The company did not do very well after this transition, not because Ed was a bad leader – he had very good people leadership skills. Rather, the company suffered from what I call the 3M syndrome. They were so concerned making sure the Treo 650 and subsequent products would be reliable, that they would have an acceptable return rate, and so on, that this became the sole focus of the company. We attracted people who we thought could deliver these skills and much like at 3M, when they got their GE trained CEO, a lot of the creativity suffered.
SM: Productivity was good, but Innovation was poor. Difficult tension to resolve! EB: From the end of 2005 through the 2007 timeframe, there was an intense focus on program management; a lot of derivative products were created. We added carriers and continued to grow rapidly. The difference is that the smartphone market was no longer a brand new market. It had competitors. Even though we were filling out the line, we were not filling it out with great, breakthrough products, and competitors were closing in.

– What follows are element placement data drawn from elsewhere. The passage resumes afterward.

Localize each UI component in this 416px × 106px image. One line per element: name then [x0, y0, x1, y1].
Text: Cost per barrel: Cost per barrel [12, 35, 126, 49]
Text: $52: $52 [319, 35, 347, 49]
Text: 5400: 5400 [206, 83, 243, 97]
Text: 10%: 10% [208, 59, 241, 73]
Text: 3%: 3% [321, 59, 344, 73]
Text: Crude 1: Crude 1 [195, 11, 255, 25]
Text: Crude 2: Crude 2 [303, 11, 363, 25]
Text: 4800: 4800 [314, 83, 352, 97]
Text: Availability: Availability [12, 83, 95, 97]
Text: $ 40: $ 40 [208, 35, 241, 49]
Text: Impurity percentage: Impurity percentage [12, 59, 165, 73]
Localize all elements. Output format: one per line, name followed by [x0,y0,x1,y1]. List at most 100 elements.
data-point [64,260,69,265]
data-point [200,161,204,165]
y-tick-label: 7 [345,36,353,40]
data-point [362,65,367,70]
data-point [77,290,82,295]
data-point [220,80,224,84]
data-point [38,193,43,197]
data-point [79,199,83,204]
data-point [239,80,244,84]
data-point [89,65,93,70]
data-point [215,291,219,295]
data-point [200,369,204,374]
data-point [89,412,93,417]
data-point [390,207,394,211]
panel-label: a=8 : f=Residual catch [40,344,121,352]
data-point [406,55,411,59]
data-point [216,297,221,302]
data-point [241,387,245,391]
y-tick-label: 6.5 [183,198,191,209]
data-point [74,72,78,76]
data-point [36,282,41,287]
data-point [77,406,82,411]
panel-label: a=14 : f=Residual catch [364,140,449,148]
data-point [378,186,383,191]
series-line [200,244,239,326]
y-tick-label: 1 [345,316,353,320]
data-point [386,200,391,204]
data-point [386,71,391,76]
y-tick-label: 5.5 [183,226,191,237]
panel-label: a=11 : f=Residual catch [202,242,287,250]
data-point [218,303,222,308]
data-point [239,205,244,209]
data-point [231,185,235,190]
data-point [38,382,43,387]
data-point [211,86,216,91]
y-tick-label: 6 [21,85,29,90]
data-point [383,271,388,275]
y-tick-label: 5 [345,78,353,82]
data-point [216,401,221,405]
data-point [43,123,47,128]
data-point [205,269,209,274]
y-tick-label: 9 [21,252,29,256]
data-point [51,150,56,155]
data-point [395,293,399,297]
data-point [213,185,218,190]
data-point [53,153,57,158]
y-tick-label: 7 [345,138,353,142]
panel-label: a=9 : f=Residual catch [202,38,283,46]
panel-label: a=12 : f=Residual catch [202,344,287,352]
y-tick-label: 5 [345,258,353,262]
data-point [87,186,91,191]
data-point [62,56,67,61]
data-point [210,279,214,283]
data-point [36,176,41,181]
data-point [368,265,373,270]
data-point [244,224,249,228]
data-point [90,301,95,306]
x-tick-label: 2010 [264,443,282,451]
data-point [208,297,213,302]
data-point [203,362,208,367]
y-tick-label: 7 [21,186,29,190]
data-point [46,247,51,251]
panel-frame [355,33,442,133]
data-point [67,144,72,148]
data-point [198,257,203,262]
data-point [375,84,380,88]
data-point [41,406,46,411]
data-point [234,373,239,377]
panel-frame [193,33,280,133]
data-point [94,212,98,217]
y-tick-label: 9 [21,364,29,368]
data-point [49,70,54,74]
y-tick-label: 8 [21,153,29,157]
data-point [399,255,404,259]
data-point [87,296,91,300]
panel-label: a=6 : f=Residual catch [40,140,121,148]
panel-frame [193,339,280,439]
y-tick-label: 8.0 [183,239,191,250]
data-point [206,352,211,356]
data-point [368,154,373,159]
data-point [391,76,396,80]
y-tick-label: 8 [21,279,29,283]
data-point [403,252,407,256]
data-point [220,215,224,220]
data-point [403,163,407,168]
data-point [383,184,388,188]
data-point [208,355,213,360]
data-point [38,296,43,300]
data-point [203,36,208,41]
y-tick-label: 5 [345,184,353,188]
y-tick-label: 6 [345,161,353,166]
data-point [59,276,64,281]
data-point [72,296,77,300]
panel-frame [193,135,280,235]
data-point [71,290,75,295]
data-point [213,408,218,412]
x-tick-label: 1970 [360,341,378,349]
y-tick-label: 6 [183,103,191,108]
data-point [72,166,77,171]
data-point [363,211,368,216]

We were growing revenues, but margin started to come under attack by others.
Companies like RIM kept executing extremely well; they were introducing more products and increasing their attractive form factors much faster than us. RIM started to pull ahead. We did not think that we could continue to support these margins because we had to invest more in innovation. Even though we were a $1.5+ Billion company, we did not have enough critical mass to pour into innovation.
Frankly, I was disappointed by the productivity of the existing team in terms of delivering even derivative products on time, within the budget. I would characterize this period as sort of wading through. There was growth, and it was generating cash, and we certainly had good market share, but we were by no means breaking out.